Regardless of provenance, the quote captures a timeless archetype of spiritual awakening. In Bergsonian terms, awakening isn't intellectual assent to new facts; it's a qualitative shift in consciousness, a plunge into durée where the self experiences its continuity with creative evolution. The "anomalous external experiences" (synchronicities, mystical states, psi phenomena) act as catalysts, disrupting the intellectual veil and prompting intuition to take the lead.

This journey is solitary yet universal: the awakened individual doesn't convert the crowd but lives as evidence that another mode of being is possible. Bergson himself, awarded the Nobel Prize in Literature in 1927, embodied this — he moved from academic rigour to a more mystical openness in his later years, influenced by his encounters with spiritual realities.
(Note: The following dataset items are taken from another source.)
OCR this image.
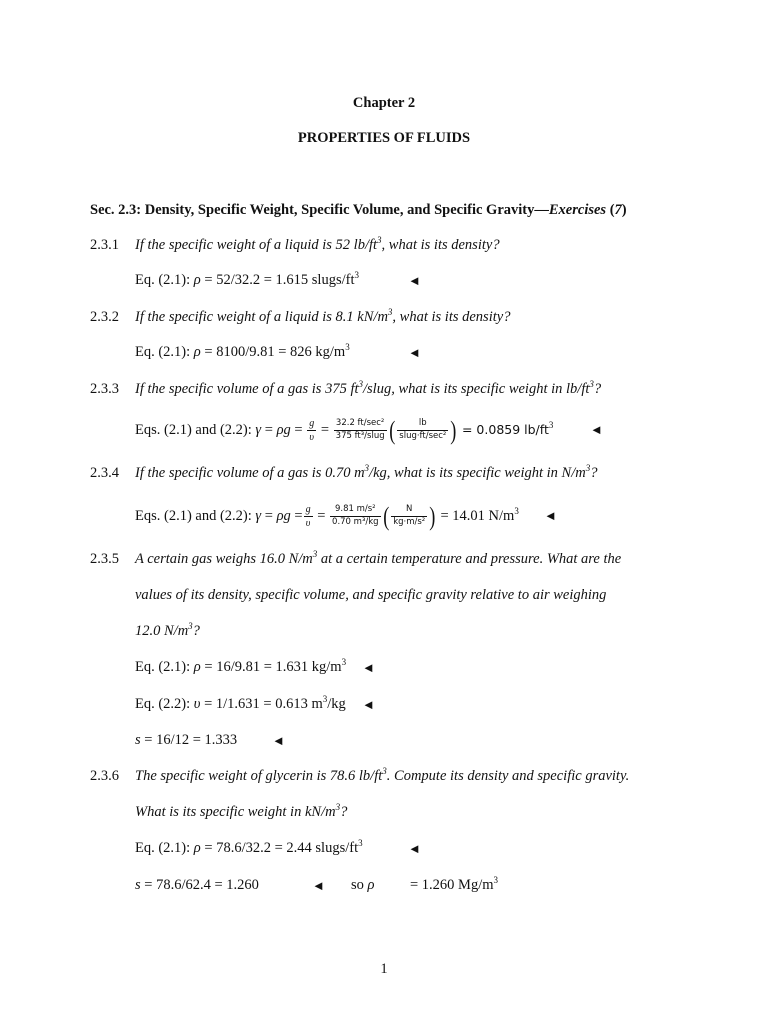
Chapter 2
PROPERTIES OF FLUIDS
Sec. 2.3: Density, Specific Weight, Specific Volume, and Specific Gravity—Exercises (7)
2.3.1 If the specific weight of a liquid is 52 $lb/ft^3$, what is its density?
Eq. (2.1): ρ = 52/32.2 = 1.615 slugs/$ft^3$	◄
2.3.2 If the specific weight of a liquid is 8.1 $kN/m^3$, what is its density?
Eq. (2.1): ρ = 8100/9.81 = 826 $kg/m^3$	◄
2.3.3 If the specific volume of a gas is 375 $ft^3$/slug, what is its specific weight in $lb/ft^3$?
Eqs. (2.1) and (2.2): $\gamma = \rho g = \frac{g}{\upsilon} = \frac{\text{32.2 ft/sec²}}{\text{375 ft³/slug}}$ ( $\frac{lb}{\text{slug·ft/sec²}}$ ) = 0.0859 $lb/ft^3$	◄
2.3.4 If the specific volume of a gas is 0.70 $m^3/kg$, what is its specific weight in $N/m^3$?
Eqs. (2.1) and (2.2): $\gamma = \rho g = \frac{g}{\upsilon} = \frac{\text{9.81 m/s²}}{\text{0.70 m³/kg}}$ ( $\frac{N}{\text{kg·m/s²}}$ ) = 14.01 $N/m^3$ ◄
2.3.5 A certain gas weighs 16.0 $N/m^3$ at a certain temperature and pressure. What are the
values of its density, specific volume, and specific gravity relative to air weighing
12.0 $N/m^3$?
Eq. (2.1): ρ = 16/9.81 = 1.631 $kg/m^3$ ◄
Eq. (2.2): υ = 1/1.631 = 0.613 $m^3/kg$ ◄
s = 16/12 = 1.333	◄
2.3.6 The specific weight of glycerin is 78.6 $lb/ft^3$. Compute its density and specific gravity.
What is its specific weight in $kN/m^3$?
Eq. (2.1): ρ = 78.6/32.2 = 2.44 slugs/$ft^3$	◄
s = 78.6/62.4 = 1.260	◄ so ρ = 1.260 $Mg/m^3$
1
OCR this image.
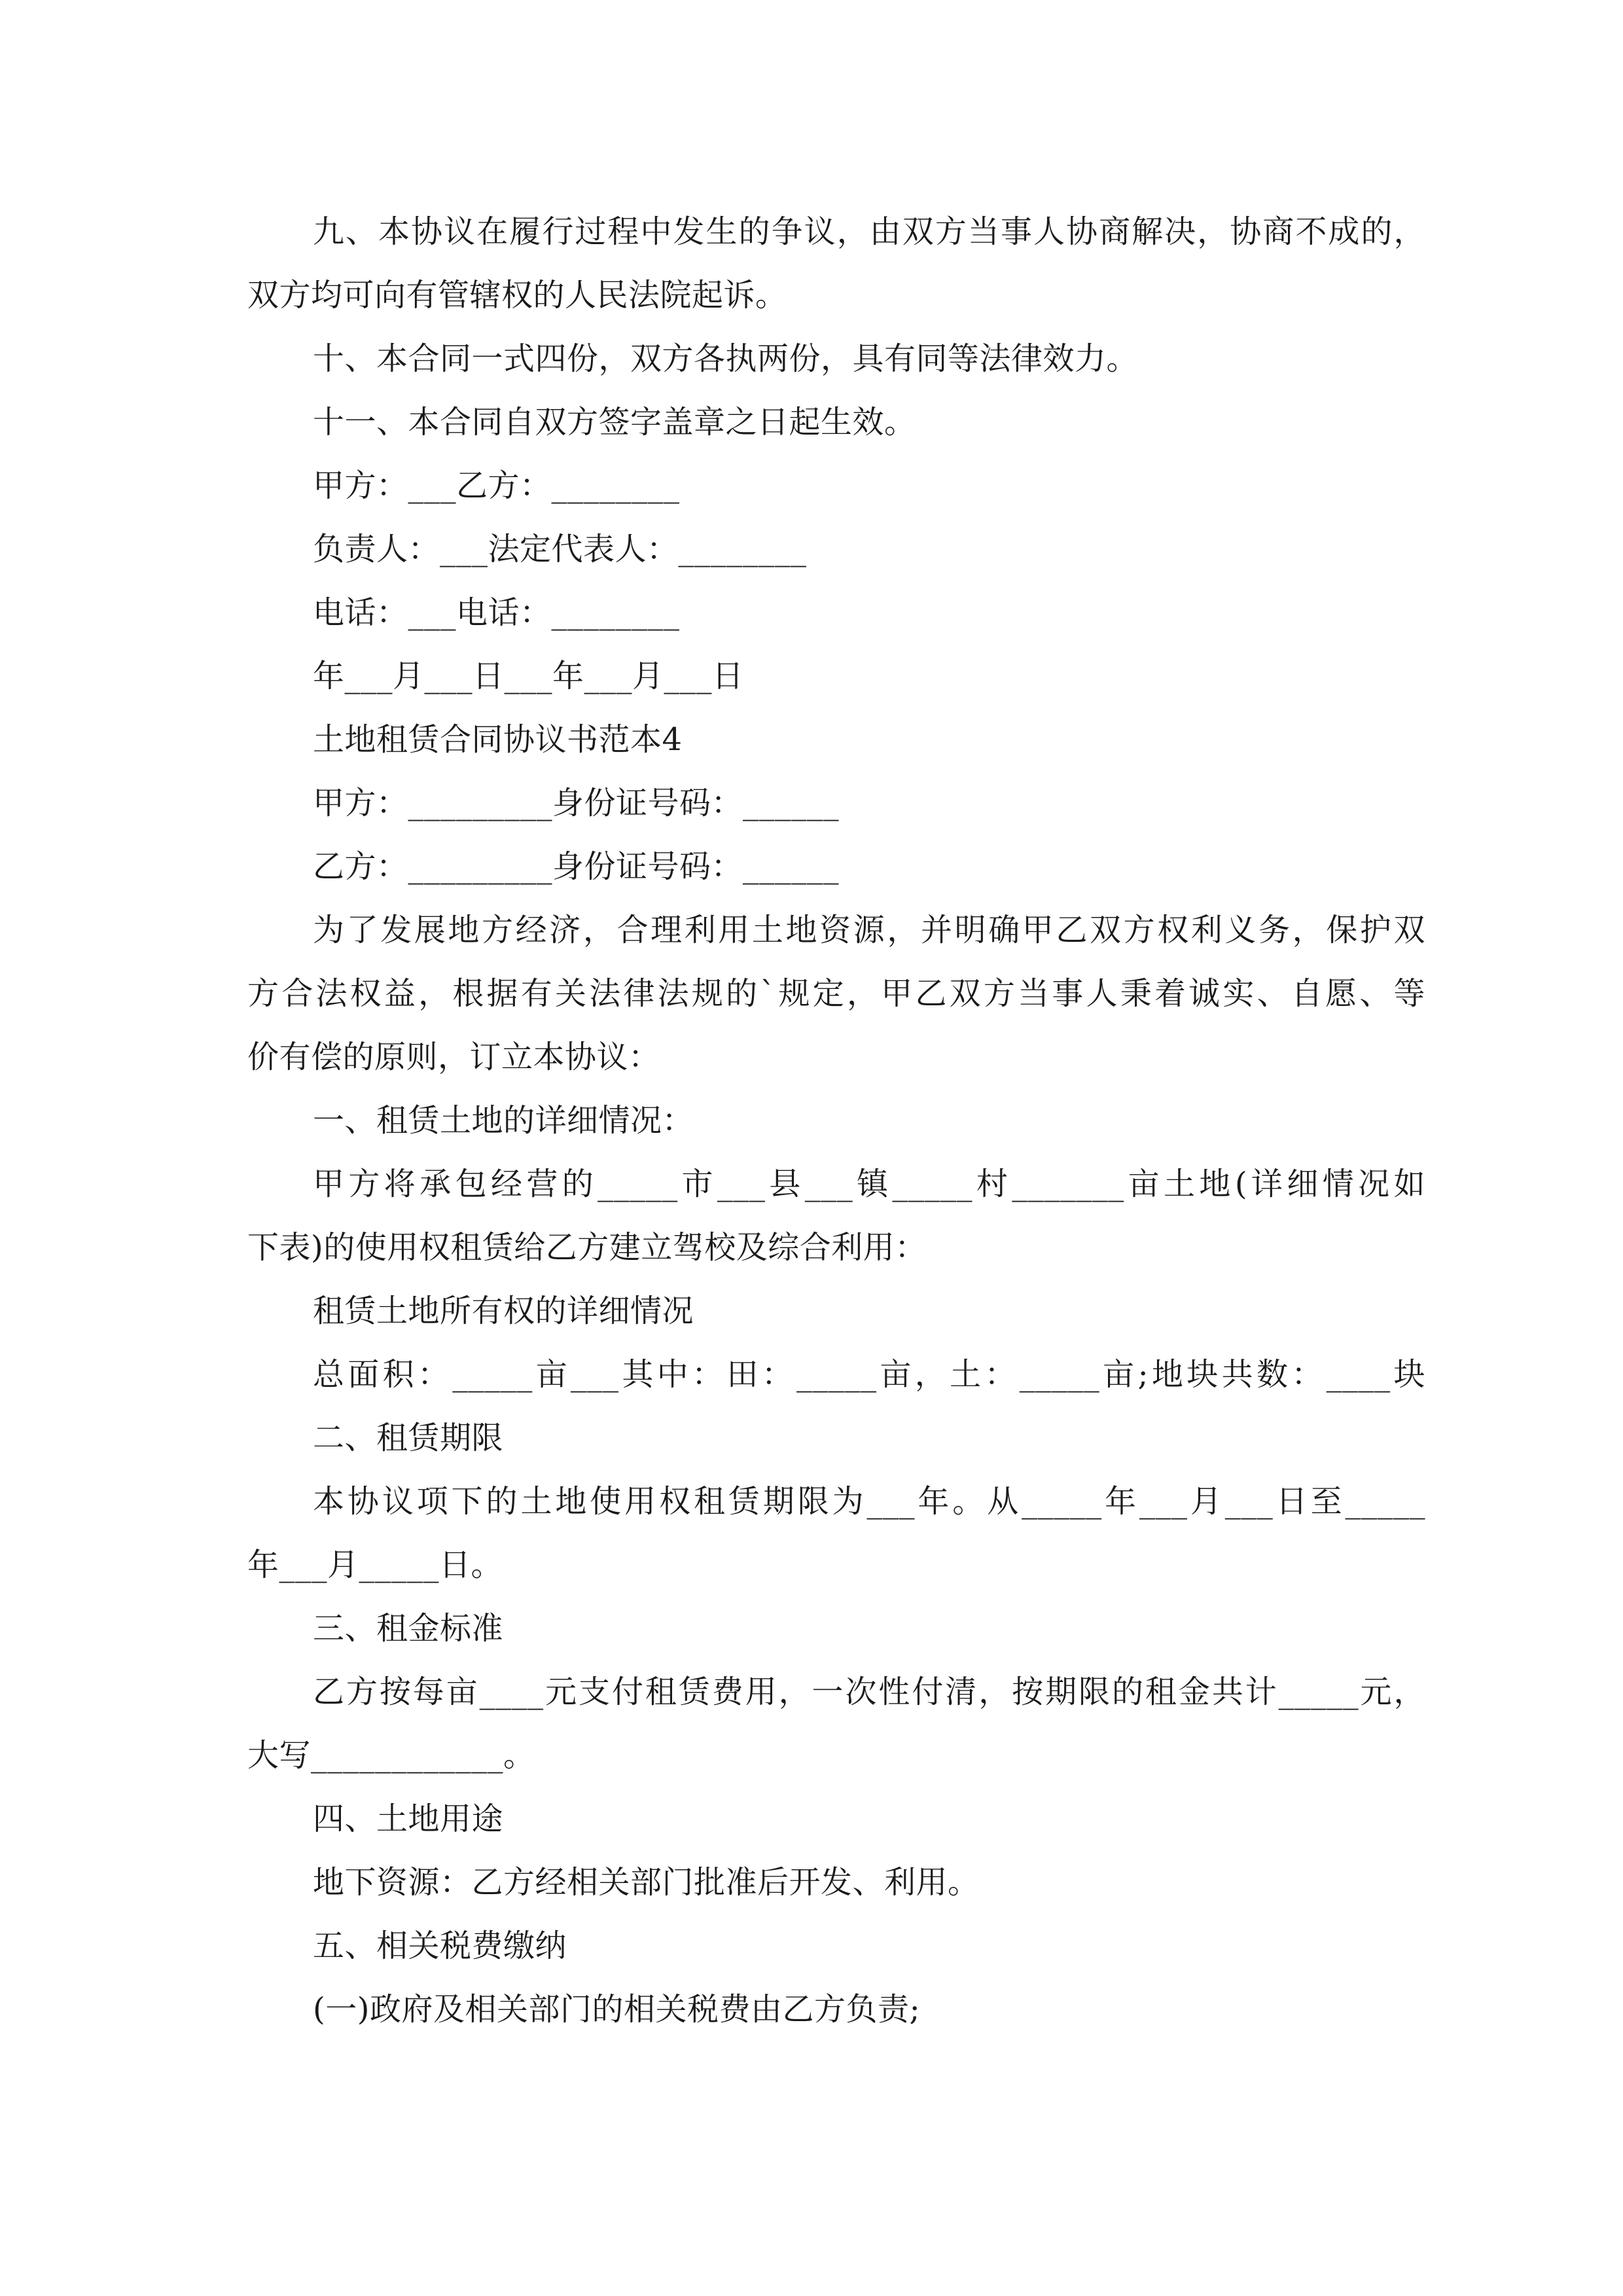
九、本协议在履行过程中发生的争议，由双方当事人协商解决，协商不成的，
双方均可向有管辖权的人民法院起诉。
十、本合同一式四份，双方各执两份，具有同等法律效力。
十一、本合同自双方签字盖章之日起生效。
甲方：___乙方：________
负责人：___法定代表人：________
电话：___电话：________
年___月___日___年___月___日
土地租赁合同协议书范本4
甲方：_________身份证号码：______
乙方：_________身份证号码：______
为了发展地方经济，合理利用土地资源，并明确甲乙双方权利义务，保护双
方合法权益，根据有关法律法规的`规定，甲乙双方当事人秉着诚实、自愿、等
价有偿的原则，订立本协议：
一、租赁土地的详细情况：
甲方将承包经营的_____市___县___镇_____村_______亩土地(详细情况如
下表)的使用权租赁给乙方建立驾校及综合利用：
租赁土地所有权的详细情况
总面积：_____亩___其中：田：_____亩，土：_____亩;地块共数：____块
二、租赁期限
本协议项下的土地使用权租赁期限为___年。从_____年___月___日至_____
年___月_____日。
三、租金标准
乙方按每亩____元支付租赁费用，一次性付清，按期限的租金共计_____元，
大写____________。
四、土地用途
地下资源：乙方经相关部门批准后开发、利用。
五、相关税费缴纳
(一)政府及相关部门的相关税费由乙方负责;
In our era of information overload, algorithmic echo chambers, and cultural conditioning, the quote's appeal is obvious. It affirms that awakening isn't a flaw or rebellion for its own sake — it's a healthy response, like an immune system expelling a virus. Those who feel "something is not right" aren't defective; they're responding to an authentic call from within.

Whether Bergson wrote these exact words or not, they channel his spirit: reality is richer, more alive, and more mysterious than the conditioned mind allows. The path forward lies not in rejecting society wholesale but in following intuition — heart-first — toward a fuller participation in life's creative flow.